THE TWO POPES ★★★ (Cert 12A, 126mins)
ACCORDING to the job description, popes are infallible. So when Benedict
XVI announced he was no longer physically capable of leading the Catholic Church, it sent shockwaves across the world.
In the Netflix-produced The Two Popes, screenwriter Anthony McCarten (adapting his own stage play) uses the pontiff’s 2013 retirement as a springboard for a genial, actorly drama.
McCarten imagines a handful of meetings between Benedict XVI (Anthony Hopkins) and the Argentinian Cardinal Jorge Bergoglio (Jonathan Pryce) who would go on to succeed him as Pope Francis.
Bergoglio, who represents the liberal wing of the Church, travels to the Pope’s summer palace outside Rome, to submit a request to the pontiff for his own retirement.

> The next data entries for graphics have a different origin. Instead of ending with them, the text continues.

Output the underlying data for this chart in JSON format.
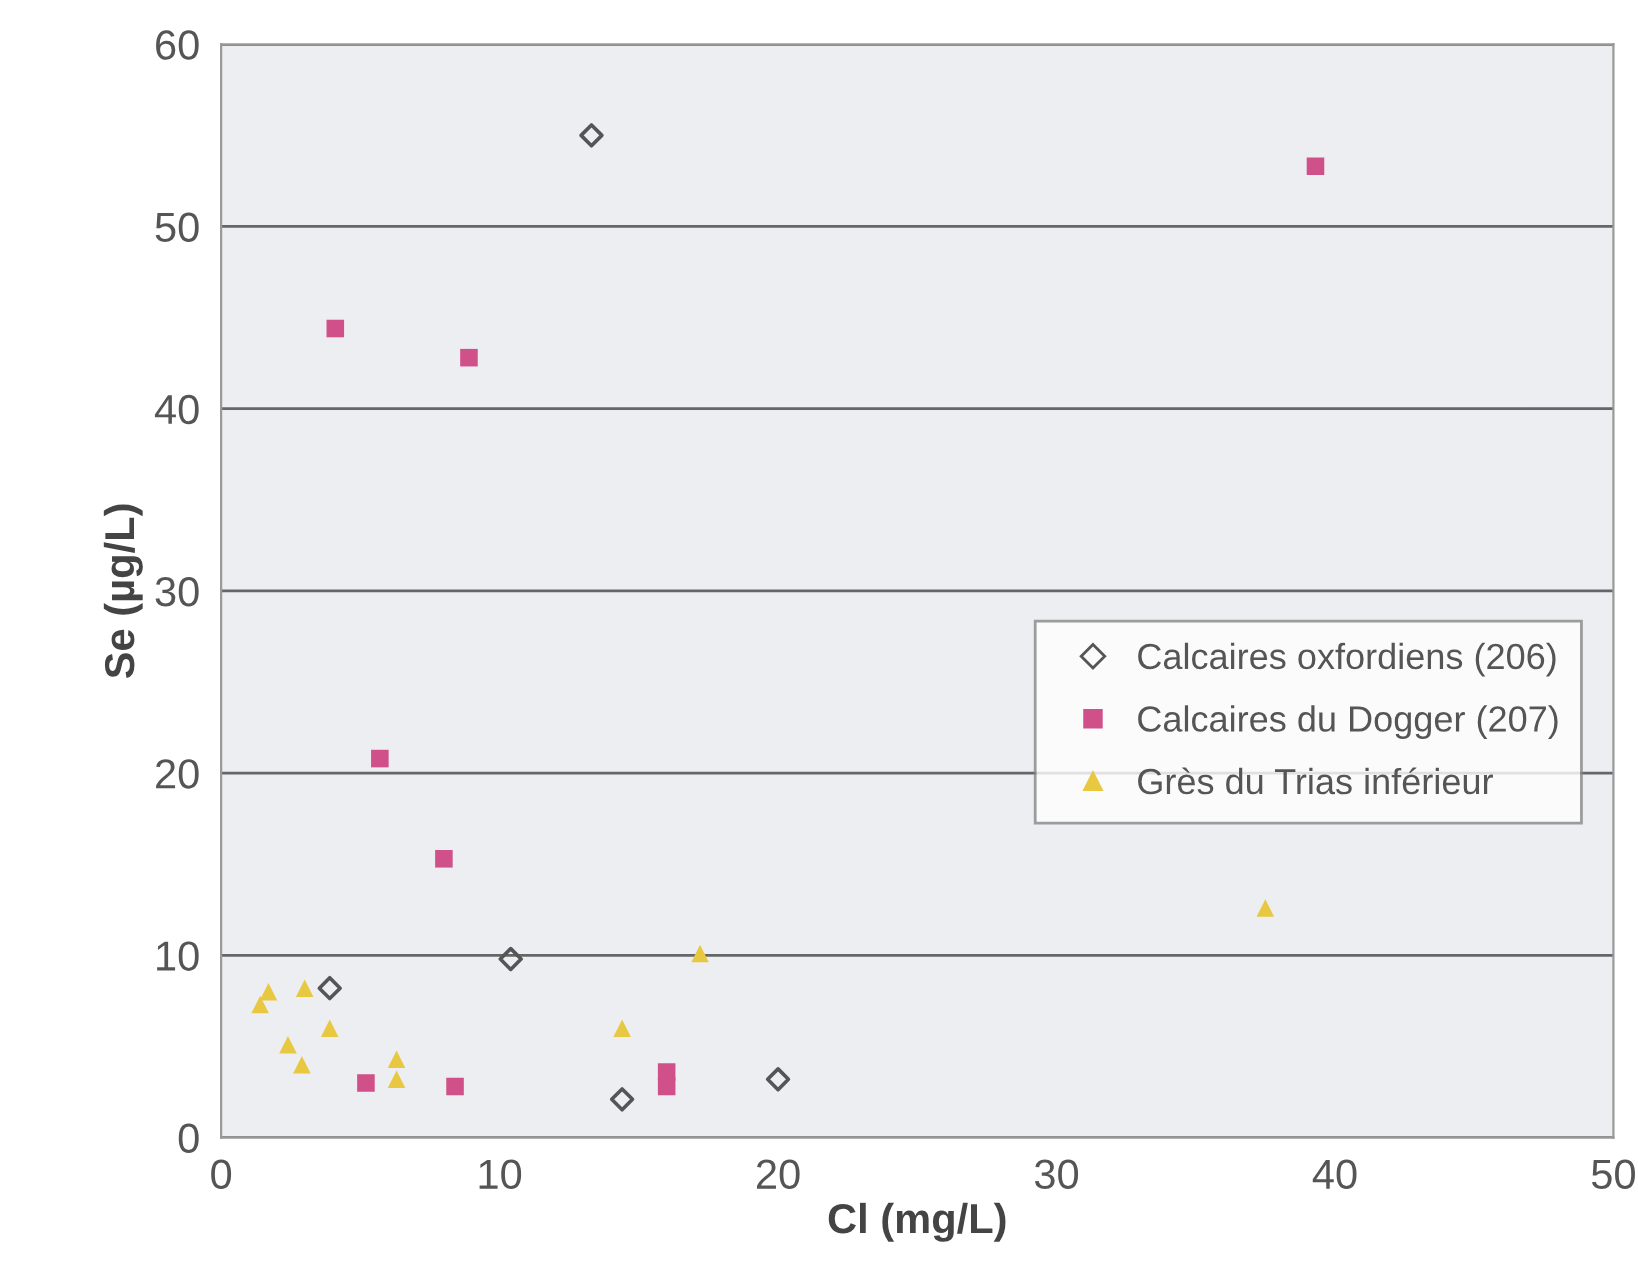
{
  "chart_data": {
    "type": "scatter",
    "xlabel": "Cl (mg/L)",
    "ylabel": "Se (µg/L)",
    "xlim": [
      0,
      50
    ],
    "xticks": [
      0,
      10,
      20,
      30,
      40,
      50
    ],
    "ylim": [
      0,
      60
    ],
    "yticks": [
      0,
      10,
      20,
      30,
      40,
      50,
      60
    ],
    "grid": "y",
    "legend": "right",
    "series": [
      {
        "name": "Calcaires oxfordiens (206)",
        "color": "#555555",
        "marker": "diamond",
        "x": [
          13.3,
          3.9,
          10.4,
          14.4,
          20.0
        ],
        "values": [
          55,
          8.2,
          9.8,
          2.1,
          3.2
        ]
      },
      {
        "name": "Calcaires du Dogger (207)",
        "color": "#d0508a",
        "marker": "square",
        "x": [
          4.1,
          8.9,
          39.3,
          5.7,
          8.0,
          5.2,
          8.4,
          16.0,
          16.0
        ],
        "values": [
          44.4,
          42.8,
          53.3,
          20.8,
          15.3,
          3.0,
          2.8,
          3.6,
          2.8
        ]
      },
      {
        "name": "Grès du Trias inférieur",
        "color": "#e8c840",
        "marker": "triangle",
        "x": [
          37.5,
          17.2,
          14.4,
          1.7,
          1.4,
          3.0,
          3.9,
          2.4,
          2.9,
          6.3,
          6.3
        ],
        "values": [
          12.6,
          10.1,
          6.0,
          8.0,
          7.3,
          8.2,
          6.0,
          5.1,
          4.0,
          4.3,
          3.2
        ]
      }
    ]
  }
}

His Holiness rejects it. Since Bergoglio disagrees with the Pope’s conservative politics, the pontiff feels that his request to retire would imply criticism. But as the two men discuss faith, music and football, we wonder whether the Pope has another motive.
Hopkins gives Benedict XVI a spiky facade and hidden depths. Pryce’s Bergoglio is more charismatic. But he is also secretly wracked with guilt. Flashbacks show he kept quiet during Argentina’s brutal junta of the 1970s, when fellow priests were arrested.
Benedict XVI’s childhood in Nazi Austria is mentioned but not dramatised. Nor does McCarten seem interested in the then-Cardinal Ratzinger’s secret dealings with the child abuse scandal in John Paul II’s reign. Many victims may feel like they’ve been silenced once again.